On a beaucoup vendu la série à l’étranger : Angleterre, Brésil, Pologne, Espagne… Je savais que c’était possible, mais je n’aurais pas parié là-dessus ! J’ai mis 5 ans à la vendre, à trouver des diffuseurs et producteurs. J’ai commencé en 2011 à travailler dessus. « Les Engagés » est sorti la même année
que le film « 120 Battements Par Minute » et le documentaire « Océan », ce n’est peut-être pas un hasard. On s’est rendu compte que nos petites histoires LGBT sont plus rentables que les hétéros ne le pensaient !
Y a-t-il une scène en particulier qui vous a vraiment marqué dans cette dernière saison ?
Le tournage a été compliqué, on a tourné en Octobre / Novembre 2020, il y avait un couvre-feu et bientôt le
deuxième confinement. Une scène que j’aime beaucoup est celle de l’audition d’Anzor (Ishtvan Nekrasov) à la Commission européenne de Bruxelles. C’est quelque chose que j’avais beaucoup imaginé et que j’ai pu réaliser, comme les plans entre un député et la traductrice, les longues focales, j’ai adoré ça !
Mettrez-vous de nouveau en scène des personnages LGBT+ ?
Je ne sais pas ce que je vais faire ensuite, j’ai plusieurs projets.
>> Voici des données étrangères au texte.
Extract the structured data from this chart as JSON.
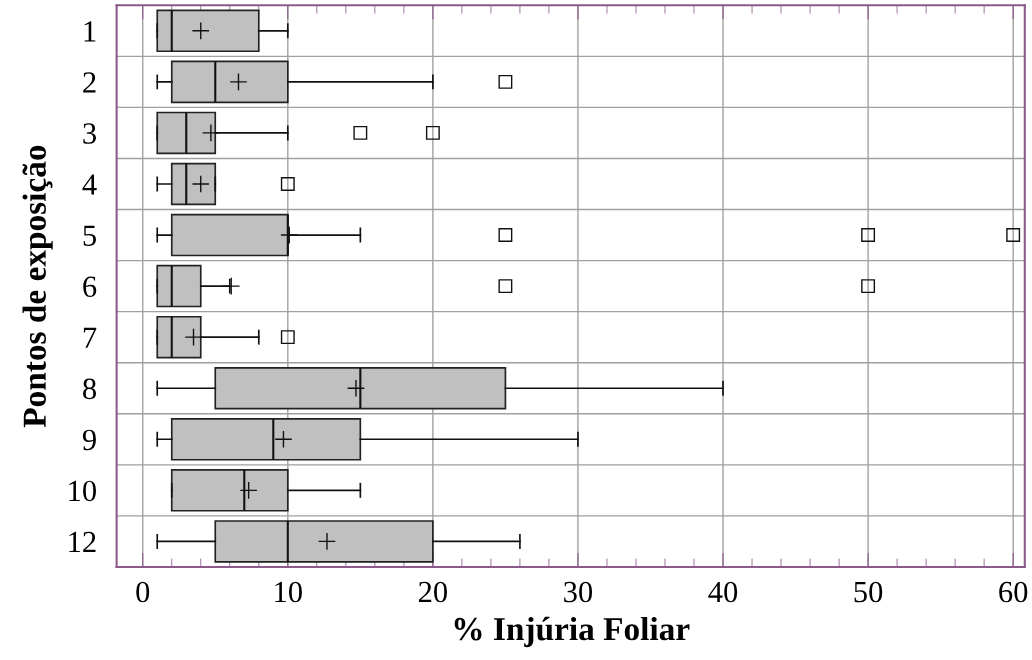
{
  "chart_data": {
    "type": "box",
    "orientation": "horizontal",
    "xlabel": "% Injúria Foliar",
    "ylabel": "Pontos de exposição",
    "categories": [
      "1",
      "2",
      "3",
      "4",
      "5",
      "6",
      "7",
      "8",
      "9",
      "10",
      "12"
    ],
    "color": "#c0c0c0",
    "boxes": [
      {
        "low": 1,
        "q1": 1,
        "median": 2,
        "q3": 8,
        "high": 10,
        "mean": 4
      },
      {
        "low": 1,
        "q1": 2,
        "median": 5,
        "q3": 10,
        "high": 20,
        "mean": 6.6,
        "outliers": [
          25
        ]
      },
      {
        "low": 1,
        "q1": 1,
        "median": 3,
        "q3": 5,
        "high": 10,
        "mean": 4.7,
        "outliers": [
          15,
          20
        ]
      },
      {
        "low": 1,
        "q1": 2,
        "median": 3,
        "q3": 5,
        "high": 5,
        "mean": 4,
        "outliers": [
          10
        ]
      },
      {
        "low": 1,
        "q1": 2,
        "median": 10,
        "q3": 10,
        "high": 15,
        "mean": 10.1,
        "outliers": [
          25,
          50,
          60
        ]
      },
      {
        "low": 1,
        "q1": 1,
        "median": 2,
        "q3": 4,
        "high": 6,
        "mean": 6.1,
        "outliers": [
          25,
          50
        ]
      },
      {
        "low": 1,
        "q1": 1,
        "median": 2,
        "q3": 4,
        "high": 8,
        "mean": 3.5,
        "outliers": [
          10
        ]
      },
      {
        "low": 1,
        "q1": 5,
        "median": 15,
        "q3": 25,
        "high": 40,
        "mean": 14.7
      },
      {
        "low": 1,
        "q1": 2,
        "median": 9,
        "q3": 15,
        "high": 30,
        "mean": 9.7
      },
      {
        "low": 2,
        "q1": 2,
        "median": 7,
        "q3": 10,
        "high": 15,
        "mean": 7.3
      },
      {
        "low": 1,
        "q1": 5,
        "median": 10,
        "q3": 20,
        "high": 26,
        "mean": 12.7
      }
    ],
    "xlim": [
      -1.8,
      60.8
    ],
    "xticks": [
      0,
      10,
      20,
      30,
      40,
      50,
      60
    ],
    "grid": true,
    "marker": "square"
  }
}
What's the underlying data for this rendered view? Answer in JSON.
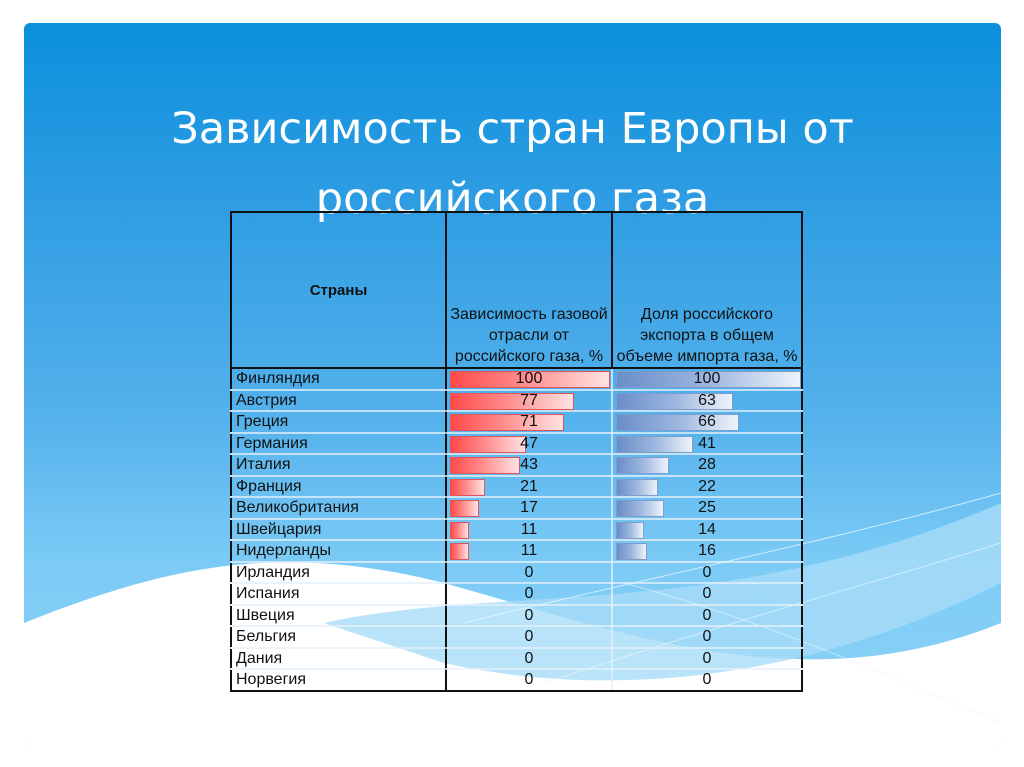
{
  "slide": {
    "title_line1": "Зависимость стран Европы от",
    "title_line2": "российского газа"
  },
  "table": {
    "headers": {
      "country": "Страны",
      "dependence": "Зависимость газовой отрасли от российского газа, %",
      "share": "Доля российского экспорта в общем объеме импорта газа, %"
    },
    "rows": [
      {
        "country": "Финляндия",
        "dependence": 100,
        "share": 100
      },
      {
        "country": "Австрия",
        "dependence": 77,
        "share": 63
      },
      {
        "country": "Греция",
        "dependence": 71,
        "share": 66
      },
      {
        "country": "Германия",
        "dependence": 47,
        "share": 41
      },
      {
        "country": "Италия",
        "dependence": 43,
        "share": 28
      },
      {
        "country": "Франция",
        "dependence": 21,
        "share": 22
      },
      {
        "country": "Великобритания",
        "dependence": 17,
        "share": 25
      },
      {
        "country": "Швейцария",
        "dependence": 11,
        "share": 14
      },
      {
        "country": "Нидерланды",
        "dependence": 11,
        "share": 16
      },
      {
        "country": "Ирландия",
        "dependence": 0,
        "share": 0
      },
      {
        "country": "Испания",
        "dependence": 0,
        "share": 0
      },
      {
        "country": "Швеция",
        "dependence": 0,
        "share": 0
      },
      {
        "country": "Бельгия",
        "dependence": 0,
        "share": 0
      },
      {
        "country": "Дания",
        "dependence": 0,
        "share": 0
      },
      {
        "country": "Норвегия",
        "dependence": 0,
        "share": 0
      }
    ]
  },
  "colors": {
    "dependence_bar": "#ff4a4a",
    "share_bar": "#6a8ec9",
    "background_top": "#0a90dc",
    "background_bottom": "#8fd4f8"
  }
}
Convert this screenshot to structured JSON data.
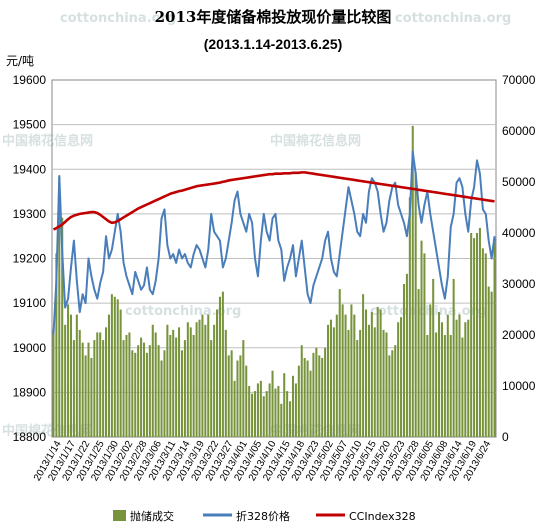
{
  "watermarks": [
    "cottonchina.org",
    "中国棉花信息网"
  ],
  "chart_data": {
    "type": "bar+line",
    "title": "2013年度储备棉投放现价量比较图",
    "subtitle": "(2013.1.14-2013.6.25)",
    "y_left_unit": "元/吨",
    "y_left_ticks": [
      "19600",
      "19500",
      "19400",
      "19300",
      "19200",
      "19100",
      "19000",
      "18900",
      "18800"
    ],
    "y_left_range": [
      18800,
      19600
    ],
    "y_right_ticks": [
      "70000",
      "60000",
      "50000",
      "40000",
      "30000",
      "20000",
      "10000",
      "0"
    ],
    "y_right_range": [
      0,
      70000
    ],
    "x_tick_labels": [
      "2013/1/14",
      "2013/1/17",
      "2013/1/22",
      "2013/1/25",
      "2013/1/30",
      "2013/2/02",
      "2013/2/28",
      "2013/3/06",
      "2013/3/11",
      "2013/3/14",
      "2013/3/19",
      "2013/3/22",
      "2013/3/27",
      "2013/4/01",
      "2013/4/05",
      "2013/4/10",
      "2013/4/15",
      "2013/4/18",
      "2013/4/23",
      "2013/5/02",
      "2013/5/07",
      "2013/5/10",
      "2013/5/15",
      "2013/5/20",
      "2013/5/23",
      "2013/5/28",
      "2013/6/05",
      "2013/6/08",
      "2013/6/14",
      "2013/6/19",
      "2013/6/24"
    ],
    "series": [
      {
        "name": "抛储成交",
        "type": "bar",
        "axis": "right",
        "color": "#77933c",
        "values": [
          21000,
          36000,
          51000,
          43000,
          22000,
          26000,
          24000,
          19000,
          24000,
          21000,
          18500,
          16000,
          18500,
          15500,
          19000,
          20500,
          20500,
          19000,
          21500,
          24000,
          28000,
          27500,
          27000,
          25000,
          19000,
          20000,
          20500,
          17000,
          16500,
          18000,
          19500,
          18500,
          16500,
          18000,
          22000,
          20500,
          18000,
          15000,
          17000,
          22000,
          20000,
          21000,
          19500,
          21500,
          17000,
          19000,
          22500,
          21500,
          20000,
          22500,
          23000,
          24000,
          22000,
          24000,
          19000,
          22000,
          25000,
          27500,
          28500,
          21000,
          16000,
          17000,
          11000,
          15000,
          16000,
          19000,
          14000,
          10000,
          8500,
          9000,
          10500,
          11000,
          8000,
          9000,
          10500,
          13000,
          9500,
          10000,
          6500,
          12500,
          9000,
          7000,
          12000,
          10500,
          14000,
          18000,
          15500,
          15000,
          13000,
          16500,
          17500,
          16000,
          15500,
          17500,
          22000,
          23000,
          21500,
          24000,
          29000,
          26000,
          24000,
          21000,
          26000,
          24000,
          19000,
          21000,
          28000,
          25000,
          22000,
          24500,
          21500,
          25500,
          25000,
          21000,
          20500,
          16000,
          17000,
          18000,
          22500,
          23500,
          30000,
          32000,
          47000,
          61000,
          52000,
          29000,
          38500,
          36000,
          20000,
          26000,
          31000,
          20500,
          24500,
          22500,
          20000,
          24000,
          20000,
          31000,
          23000,
          24000,
          19500,
          22500,
          23000,
          40000,
          39000,
          40000,
          41000,
          37000,
          36000,
          29500,
          28500,
          39000
        ]
      },
      {
        "name": "折328价格",
        "type": "line",
        "axis": "left",
        "color": "#4a7ebb",
        "values": [
          19030,
          19150,
          19385,
          19215,
          19090,
          19110,
          19180,
          19240,
          19150,
          19080,
          19120,
          19100,
          19200,
          19160,
          19130,
          19110,
          19145,
          19170,
          19250,
          19200,
          19220,
          19260,
          19300,
          19260,
          19190,
          19160,
          19140,
          19120,
          19170,
          19150,
          19130,
          19140,
          19180,
          19130,
          19120,
          19150,
          19200,
          19290,
          19310,
          19230,
          19200,
          19210,
          19190,
          19220,
          19200,
          19210,
          19190,
          19180,
          19210,
          19230,
          19220,
          19200,
          19180,
          19220,
          19300,
          19260,
          19250,
          19240,
          19180,
          19200,
          19240,
          19280,
          19330,
          19350,
          19300,
          19280,
          19260,
          19300,
          19280,
          19200,
          19160,
          19240,
          19300,
          19260,
          19240,
          19290,
          19300,
          19240,
          19220,
          19150,
          19180,
          19200,
          19230,
          19160,
          19200,
          19240,
          19180,
          19120,
          19100,
          19140,
          19160,
          19180,
          19200,
          19240,
          19260,
          19200,
          19170,
          19160,
          19210,
          19260,
          19310,
          19360,
          19330,
          19300,
          19260,
          19250,
          19300,
          19280,
          19350,
          19380,
          19370,
          19350,
          19300,
          19260,
          19280,
          19330,
          19360,
          19370,
          19320,
          19300,
          19280,
          19250,
          19300,
          19440,
          19390,
          19320,
          19280,
          19320,
          19350,
          19300,
          19260,
          19220,
          19180,
          19140,
          19110,
          19160,
          19270,
          19300,
          19370,
          19380,
          19360,
          19300,
          19260,
          19330,
          19360,
          19420,
          19390,
          19310,
          19300,
          19240,
          19200,
          19250
        ]
      },
      {
        "name": "CCIndex328",
        "type": "line",
        "axis": "left",
        "color": "#c00000",
        "values": [
          19265,
          19268,
          19272,
          19276,
          19282,
          19288,
          19293,
          19296,
          19298,
          19300,
          19301,
          19302,
          19303,
          19304,
          19304,
          19302,
          19298,
          19293,
          19288,
          19283,
          19280,
          19281,
          19284,
          19288,
          19292,
          19296,
          19300,
          19304,
          19308,
          19312,
          19315,
          19318,
          19321,
          19324,
          19327,
          19330,
          19333,
          19336,
          19339,
          19342,
          19345,
          19347,
          19349,
          19351,
          19352,
          19354,
          19356,
          19358,
          19360,
          19362,
          19363,
          19364,
          19365,
          19366,
          19367,
          19368,
          19369,
          19370,
          19372,
          19373,
          19375,
          19376,
          19377,
          19378,
          19379,
          19380,
          19381,
          19382,
          19383,
          19384,
          19385,
          19386,
          19387,
          19388,
          19389,
          19389,
          19390,
          19390,
          19390,
          19391,
          19391,
          19391,
          19392,
          19392,
          19392,
          19393,
          19393,
          19392,
          19391,
          19390,
          19389,
          19388,
          19387,
          19386,
          19385,
          19384,
          19383,
          19382,
          19381,
          19380,
          19379,
          19378,
          19377,
          19376,
          19375,
          19374,
          19373,
          19372,
          19371,
          19370,
          19369,
          19368,
          19367,
          19366,
          19365,
          19364,
          19363,
          19362,
          19361,
          19360,
          19359,
          19358,
          19357,
          19356,
          19355,
          19354,
          19353,
          19352,
          19351,
          19350,
          19349,
          19348,
          19347,
          19346,
          19345,
          19344,
          19343,
          19342,
          19341,
          19340,
          19339,
          19338,
          19337,
          19336,
          19335,
          19334,
          19333,
          19332,
          19331,
          19330,
          19329,
          19328
        ]
      }
    ]
  }
}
Ce qui est sûr par contre, c’est que je continuerai à mettre en scène des personnages LGBT. Mais il faut le dire, c’est quand même compliqué de vendre des projets avec ce genre de personnages !
Propos recueillis par Damien Guignard
Photographies : © Nicolas Robin-FTV-Astharté & Compagnie, Jo Voets-FTV-Astharté & Compagnie & © 2020 Nicolas Robin (couverture DVD)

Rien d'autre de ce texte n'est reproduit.